Searah dengan kritik di atas, Prof. Nyayu Khodijah, Rektor UIN Palembang, menganggap bahwa bila ideologisasi nilai bangsa sendiri yang ingin dikuatkan, pilihannya adalah dunia pendidikan memang harus menyenangkan. Prof. Nyayu bahkan menunjuk sebuah hasil penelitian, menyangkal asumsi yang saya bangun bahwa anak-anak kita banyak yang tidak senang ke sekolah. Prof. Nyayu membantah bahwa justeru anak-anak sekolah kita sangat senang ke sekolah, bahkan mereka sedih kalau sekolah libur. Yang disenangi dan selalu dirindukan oleh mereka bukan pelajarannya, tetapi waktu bermain saat jam istirahat.
Prof. Nyayu sebenarnya bukan hanya menunjuk pengalaman anak-anak sekolah tapi membangkitkan memori indah kita semua saat masih di sekolah dengan segala dinamika jam istirahatnya. Ayo, siapa mau cerita apa saja yang terjadi pada jam istirahat. Saya hanya ikutan pergi melempar mangga orang sambil mengendap-endap tidak ketahuan oleh pemiliknya. Itu khas anak sekolah kampung.

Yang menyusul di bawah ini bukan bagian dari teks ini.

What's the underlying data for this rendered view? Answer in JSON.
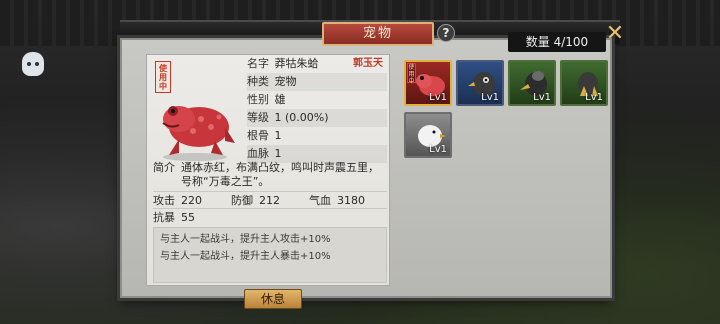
{
  "window": {
    "title": "宠物",
    "count_label": "数量 4/100"
  },
  "detail": {
    "in_use_tag": "使用中",
    "fields": [
      {
        "key": "名字",
        "value": "莽牯朱蛤"
      },
      {
        "key": "种类",
        "value": "宠物"
      },
      {
        "key": "性别",
        "value": "雄"
      },
      {
        "key": "等级",
        "value": "1    (0.00%)"
      },
      {
        "key": "根骨",
        "value": "1"
      },
      {
        "key": "血脉",
        "value": "1"
      }
    ],
    "name_tag": "郭玉天",
    "desc_key": "简介",
    "desc_value": "通体赤红，布满凸纹，鸣叫时声震五里，号称“万毒之王”。",
    "stats": {
      "atk_key": "攻击",
      "atk": "220",
      "def_key": "防御",
      "def": "212",
      "hp_key": "气血",
      "hp": "3180",
      "crit_key": "抗暴",
      "crit": "55"
    },
    "skills": [
      "与主人一起战斗，提升主人攻击+10%",
      "与主人一起战斗，提升主人暴击+10%"
    ]
  },
  "rest_button": "休息",
  "pets": [
    {
      "level": "Lv1",
      "rarity": "red",
      "icon": "toad-icon",
      "in_use": "使用中"
    },
    {
      "level": "Lv1",
      "rarity": "blue",
      "icon": "eagle-icon"
    },
    {
      "level": "Lv1",
      "rarity": "green",
      "icon": "vulture-icon"
    },
    {
      "level": "Lv1",
      "rarity": "green",
      "icon": "falcon-icon"
    },
    {
      "level": "Lv1",
      "rarity": "gray",
      "icon": "white-bird-icon"
    }
  ],
  "colors": {
    "title_tab": "#a83b30",
    "in_use": "#c0392b",
    "rest_button": "#d3a456"
  }
}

Artinya, pola yang harus dirawat dalam dunia pendidikan adalah idiologisasi yang menyenangkan, sebagai kontra ideologisasi Barat melalui film. Bahkan sekarang lebih melebar lagi, ideologisasi melalui film India (bollywood), apalagi masifnya doktrin nilai melalui drama korea, film seri yang tidak berseri, saking panjangnya. Film-film kita bahkan mulai tertarik mengikuti setting cerita film mereka.
Jadinya, bagaimana merawat pendidikan yang menyenangkan? K.H. Zainal Abidin, Rektor Ambon, menunjuk bahwa pilihannya adalah perbaikan infrastruktur sekolah terlebih dahulu khususnya di desa-desa dan tempat-tempat terpinggir. Pak Kyai Zainal tentu sangat paham dengan realitas ini karena posisi beliau sebagai tokoh agama yang selalu berjalan ke pelosok dalam rangka pemberdayaan. Tanpa ada keinginan kuat untuk pemerataan fasilitas dan sarana sekolah, mustahil untuk menunjuk sekolah sebagai arena ideologisasi dan indoktrinasi nilai bangsa yang tepat.
Mungkin yang dimaksud oleh Pak Kyai Zainal adalah perlunya terobosan hadirnya sekolah bioskop. Dan beliau bertanya, kapankah itu? Rupanya beliau menjawab sendiri, dengan bernyanyi: kapan kapaaan....Sebuah awalan bait lagu lawas yang memadukan kerinduan sekaligus pesimisme.